At the same time, as we can see from the figure on the right, recently popular efficient LLMs, such as Mistral-7B, can significantly reduce inference memory and latency while ensuring accuracy similar to LLaMA1-33B, indicating that some feasible efficient methods have been successfully applied to the design and deployment of LLMs.
In this review, researchers from The Ohio State University, Imperial College London, Michigan State University, University of Michigan, Amazon, Google, Boson AI, and Microsoft Research Asia provide a comprehensive investigation of efficient LLMs research. They categorize existing techniques for optimizing LLMs efficiency into three categories, including model-centric, data-centric, and framework-centric, and summarize and discuss the most cutting-edge related technologies.

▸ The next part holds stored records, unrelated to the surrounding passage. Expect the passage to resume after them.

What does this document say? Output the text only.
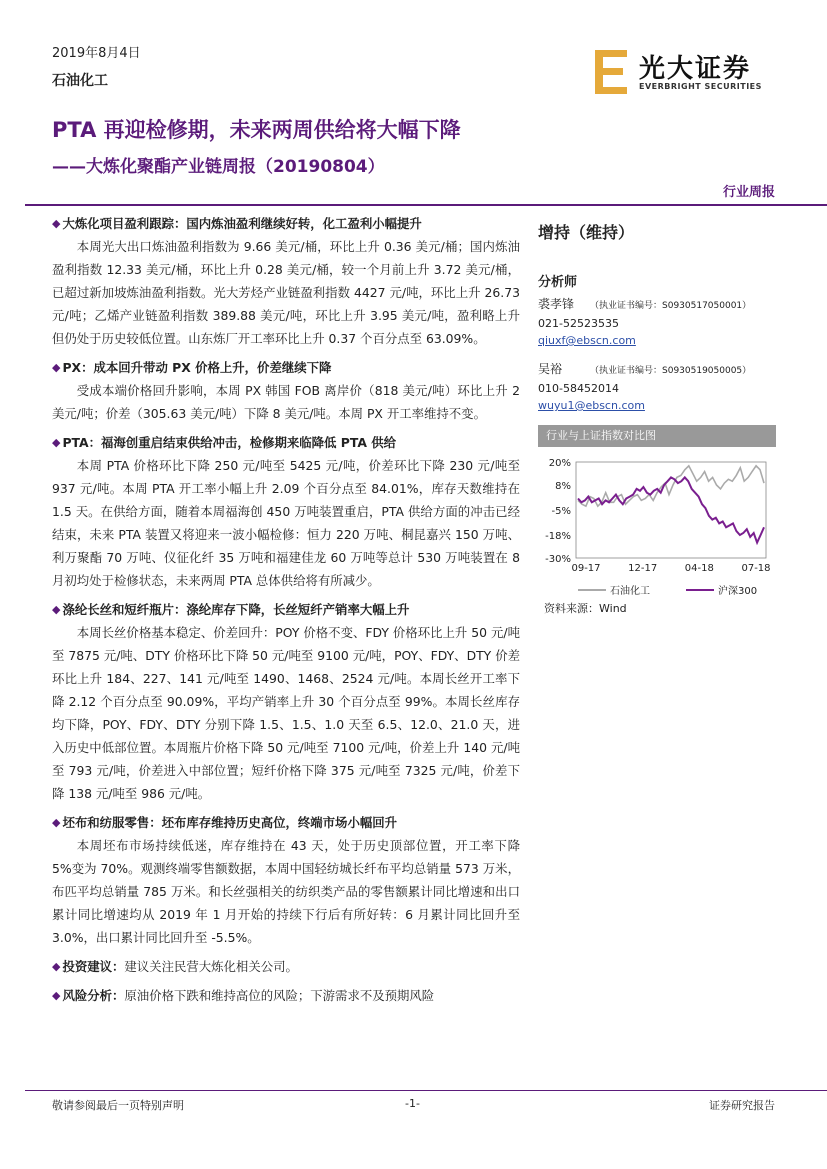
2019年8月4日
石油化工	光大证券
EVERBRIGHT SECURITIES
PTA 再迎检修期，未来两周供给将大幅下降
——大炼化聚酯产业链周报（20190804）
行业周报
◆ 大炼化项目盈利跟踪：国内炼油盈利继续好转，化工盈利小幅提升

本周光大出口炼油盈利指数为 9.66 美元/桶，环比上升 0.36 美元/桶；国内炼油盈利指数 12.33 美元/桶，环比上升 0.28 美元/桶，较一个月前上升 3.72 美元/桶，已超过新加坡炼油盈利指数。光大芳烃产业链盈利指数 4427 元/吨，环比上升 26.73 元/吨；乙烯产业链盈利指数 389.88 美元/吨，环比上升 3.95 美元/吨，盈利略上升但仍处于历史较低位置。山东炼厂开工率环比上升 0.37 个百分点至 63.09%。

◆ PX：成本回升带动 PX 价格上升，价差继续下降

受成本端价格回升影响，本周 PX 韩国 FOB 离岸价（818 美元/吨）环比上升 2 美元/吨；价差（305.63 美元/吨）下降 8 美元/吨。本周 PX 开工率维持不变。

◆ PTA：福海创重启结束供给冲击，检修期来临降低 PTA 供给

本周 PTA 价格环比下降 250 元/吨至 5425 元/吨，价差环比下降 230 元/吨至 937 元/吨。本周 PTA 开工率小幅上升 2.09 个百分点至 84.01%，库存天数维持在 1.5 天。在供给方面，随着本周福海创 450 万吨装置重启，PTA 供给方面的冲击已经结束，未来 PTA 装置又将迎来一波小幅检修：恒力 220 万吨、桐昆嘉兴 150 万吨、利万聚酯 70 万吨、仪征化纤 35 万吨和福建佳龙 60 万吨等总计 530 万吨装置在 8 月初均处于检修状态，未来两周 PTA 总体供给将有所减少。

◆ 涤纶长丝和短纤瓶片：涤纶库存下降，长丝短纤产销率大幅上升

本周长丝价格基本稳定、价差回升：POY 价格不变、FDY 价格环比上升 50 元/吨至 7875 元/吨、DTY 价格环比下降 50 元/吨至 9100 元/吨，POY、FDY、DTY 价差环比上升 184、227、141 元/吨至 1490、1468、2524 元/吨。本周长丝开工率下降 2.12 个百分点至 90.09%，平均产销率上升 30 个百分点至 99%。本周长丝库存均下降，POY、FDY、DTY 分别下降 1.5、1.5、1.0 天至 6.5、12.0、21.0 天，进入历史中低部位置。本周瓶片价格下降 50 元/吨至 7100 元/吨，价差上升 140 元/吨至 793 元/吨，价差进入中部位置；短纤价格下降 375 元/吨至 7325 元/吨，价差下降 138 元/吨至 986 元/吨。

◆ 坯布和纺服零售：坯布库存维持历史高位，终端市场小幅回升

本周坯布市场持续低迷，库存维持在 43 天，处于历史顶部位置，开工率下降 5%变为 70%。观测终端零售额数据，本周中国轻纺城长纤布平均总销量 573 万米，布匹平均总销量 785 万米。和长丝强相关的纺织类产品的零售额累计同比增速和出口累计同比增速均从 2019 年 1 月开始的持续下行后有所好转：6 月累计同比回升至 3.0%，出口累计同比回升至 -5.5%。

◆ 投资建议： 建议关注民营大炼化相关公司。
◆ 风险分析： 原油价格下跌和维持高位的风险；下游需求不及预期风险
增持（维持）
分析师
裘孝锋 （执业证书编号：S0930517050001）
021-52523535
qiuxf@ebscn.com
吴裕	（执业证书编号：S0930519050005）
010-58452014
wuyu1@ebscn.com
行业与上证指数对比图
20%
8%
-5%
-18%
-30%
09-17	12-17	04-18	07-18
石油化工	沪深300
资料来源：Wind
敬请参阅最后一页特别声明	-1-	证券研究报告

- Paper: https://arxiv.org/abs/2312.03863
- GitHub: https://github.com/AIoT-MLSys-Lab/Efficient-LLMs-Survey
At the same time, the researchers have established a GitHub repository to organize the papers involved in the review and will actively maintain this repository, continuously updating it as new research emerges. The researchers hope that this review can help researchers and practitioners systematically understand the research and development of efficient LLMs and inspire them to make contributions to this important and exciting field.

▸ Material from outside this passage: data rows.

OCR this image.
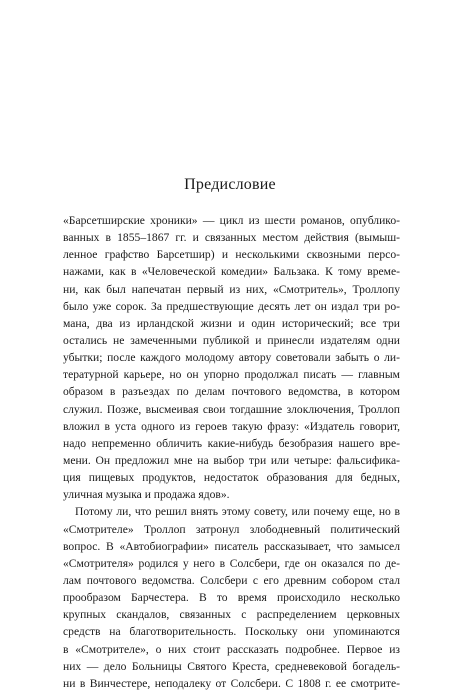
Предисловие
«Барсетширские хроники» — цикл из шести романов, опублико-
ванных в 1855–1867 гг. и связанных местом действия (вымыш-
ленное графство Барсетшир) и несколькими сквозными персо-
нажами, как в «Человеческой комедии» Бальзака. К тому време-
ни, как был напечатан первый из них, «Смотритель», Троллопу
было уже сорок. За предшествующие десять лет он издал три ро-
мана, два из ирландской жизни и один исторический; все три
остались не замеченными публикой и принесли издателям одни
убытки; после каждого молодому автору советовали забыть о ли-
тературной карьере, но он упорно продолжал писать — главным
образом в разъездах по делам почтового ведомства, в котором
служил. Позже, высмеивая свои тогдашние злоключения, Троллоп
вложил в уста одного из героев такую фразу: «Издатель говорит,
надо непременно обличить какие-нибудь безобразия нашего вре-
мени. Он предложил мне на выбор три или четыре: фальсифика-
ция пищевых продуктов, недостаток образования для бедных,
уличная музыка и продажа ядов».
Потому ли, что решил внять этому совету, или почему еще, но в
«Смотрителе» Троллоп затронул злободневный политический
вопрос. В «Автобиографии» писатель рассказывает, что замысел
«Смотрителя» родился у него в Солсбери, где он оказался по де-
лам почтового ведомства. Солсбери с его древним собором стал
прообразом Барчестера. В то время происходило несколько
крупных скандалов, связанных с распределением церковных
средств на благотворительность. Поскольку они упоминаются
в «Смотрителе», о них стоит рассказать подробнее. Первое из
них — дело Больницы Святого Креста, средневековой богадель-
ни в Винчестере, неподалеку от Солсбери. С 1808 г. ее смотрите-
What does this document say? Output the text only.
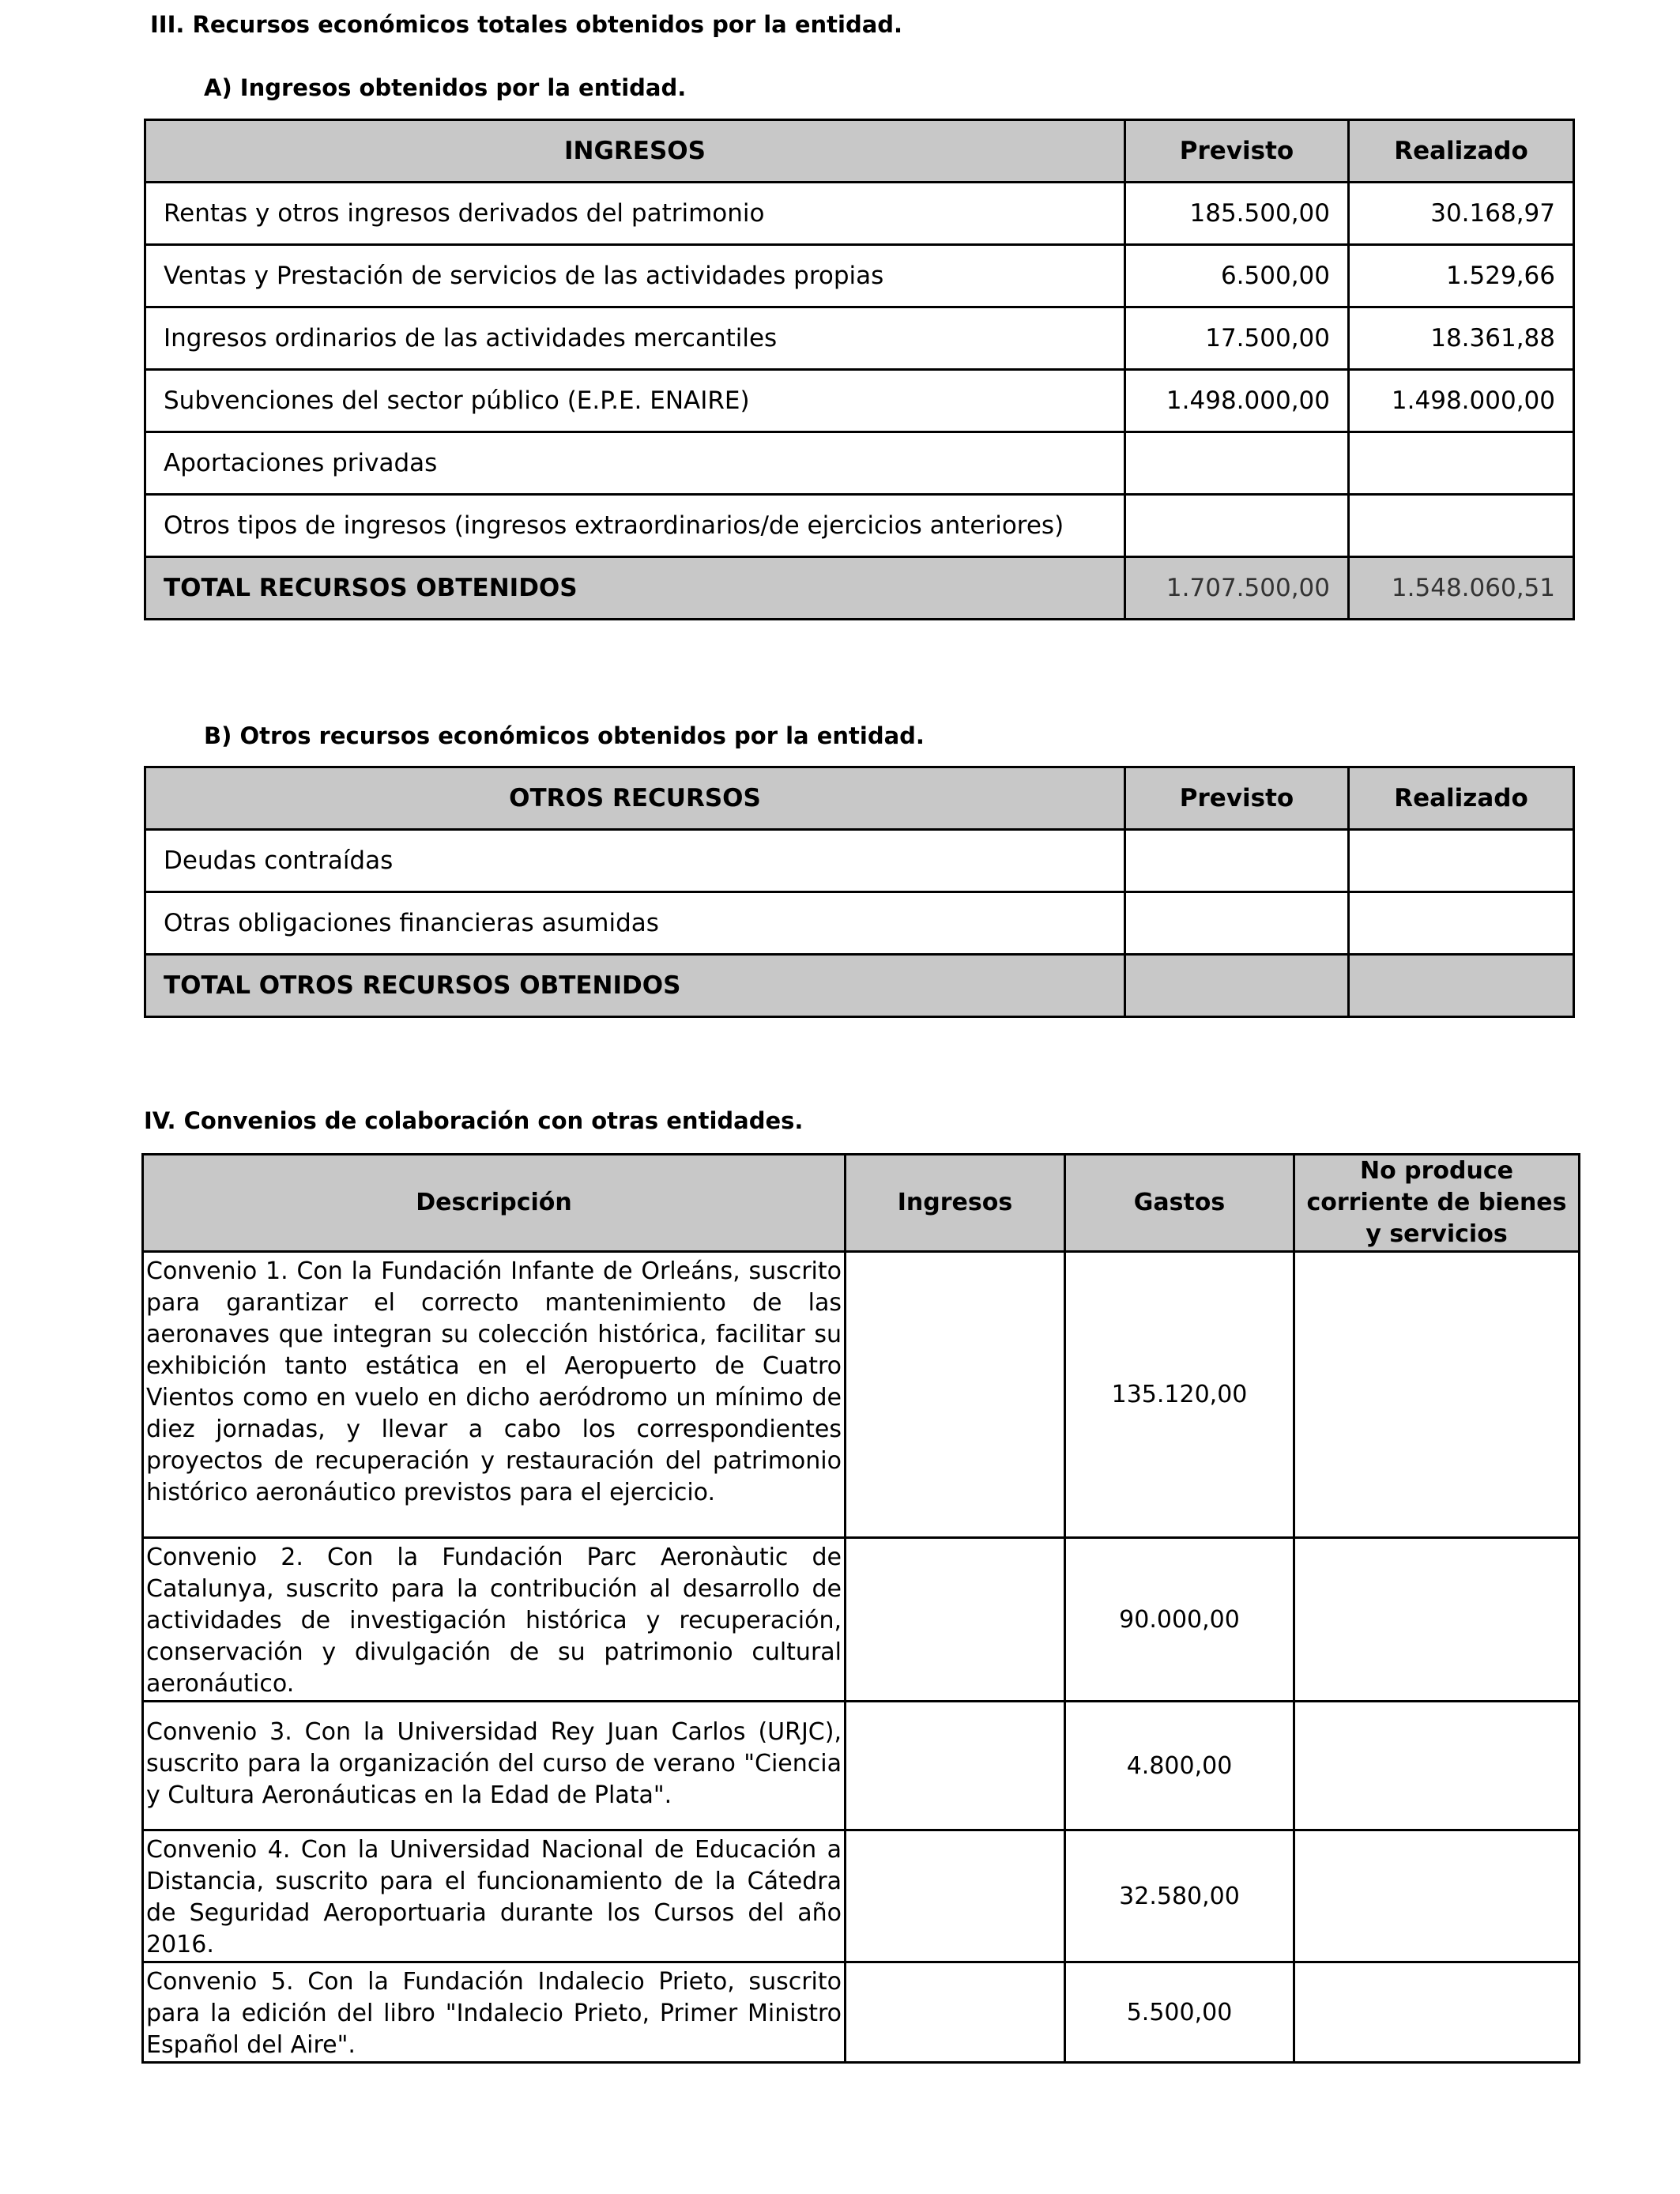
III. Recursos económicos totales obtenidos por la entidad.
A) Ingresos obtenidos por la entidad.
INGRESOS	Previsto	Realizado
Rentas y otros ingresos derivados del patrimonio	185.500,00	30.168,97
Ventas y Prestación de servicios de las actividades propias	6.500,00	1.529,66
Ingresos ordinarios de las actividades mercantiles	17.500,00	18.361,88
Subvenciones del sector público (E.P.E. ENAIRE)	1.498.000,00	1.498.000,00
Aportaciones privadas		
Otros tipos de ingresos (ingresos extraordinarios/de ejercicios anteriores)		
TOTAL RECURSOS OBTENIDOS	1.707.500,00	1.548.060,51
B) Otros recursos económicos obtenidos por la entidad.
OTROS RECURSOS	Previsto	Realizado
Deudas contraídas		
Otras obligaciones financieras asumidas		
TOTAL OTROS RECURSOS OBTENIDOS		
IV. Convenios de colaboración con otras entidades.
Descripción	Ingresos	Gastos	No produce corriente de bienes y servicios
Convenio 1. Con la Fundación Infante de Orleáns, suscrito para garantizar el correcto mantenimiento de las aeronaves que integran su colección histórica, facilitar su exhibición tanto estática en el Aeropuerto de Cuatro Vientos como en vuelo en dicho aeródromo un mínimo de diez jornadas, y llevar a cabo los correspondientes proyectos de recuperación y restauración del patrimonio histórico aeronáutico previstos para el ejercicio.		135.120,00	
Convenio 2. Con la Fundación Parc Aeronàutic de Catalunya, suscrito para la contribución al desarrollo de actividades de investigación histórica y recuperación, conservación y divulgación de su patrimonio cultural aeronáutico.		90.000,00	
Convenio 3. Con la Universidad Rey Juan Carlos (URJC), suscrito para la organización del curso de verano "Ciencia y Cultura Aeronáuticas en la Edad de Plata".		4.800,00	
Convenio 4. Con la Universidad Nacional de Educación a Distancia, suscrito para el funcionamiento de la Cátedra de Seguridad Aeroportuaria durante los Cursos del año 2016.		32.580,00	
Convenio 5. Con la Fundación Indalecio Prieto, suscrito para la edición del libro "Indalecio Prieto, Primer Ministro Español del Aire".		5.500,00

Repository URL: https://github.com/AIoT-MLSys-Lab/Efficient-LLMs-Survey
Model-Centric
Model-centric methods focus on efficient techniques at the algorithmic and system levels, with the model itself as the focus. Due to the unique features of LLMs, which have tens of billions or even trillions of parameters, compared to smaller models, they require the development of new technologies to optimize the efficiency of LLMs. This paper discusses in detail five categories of model-centric methods, including model compression, efficient pre-training, efficient fine-tuning, efficient inference, and efficient model architecture design.
1. Model Compression
Model compression techniques are mainly divided into four categories: quantization, parameter pruning, low-rank estimation, and knowledge distillation (see the figure below), where quantization compresses the weights or activation values of the model from high precision to low precision, parameter pruning searches and removes the relatively redundant parts of the model weights, low-rank estimation transforms the weight matrix of the model into the product of several low-rank small matrices, and knowledge distillation directly trains a small model with a large model, enabling the small model to have the ability to substitute for the large model in certain tasks.
2. Efficient Pre-Training
Pre-training LLMs is very costly. Efficient pre-training aims to improve efficiency and reduce the cost of LLMs pre-training. Efficient pre-training can be further divided into mixed-precision acceleration, model scaling, initialization techniques, optimization strategies, and system-level acceleration.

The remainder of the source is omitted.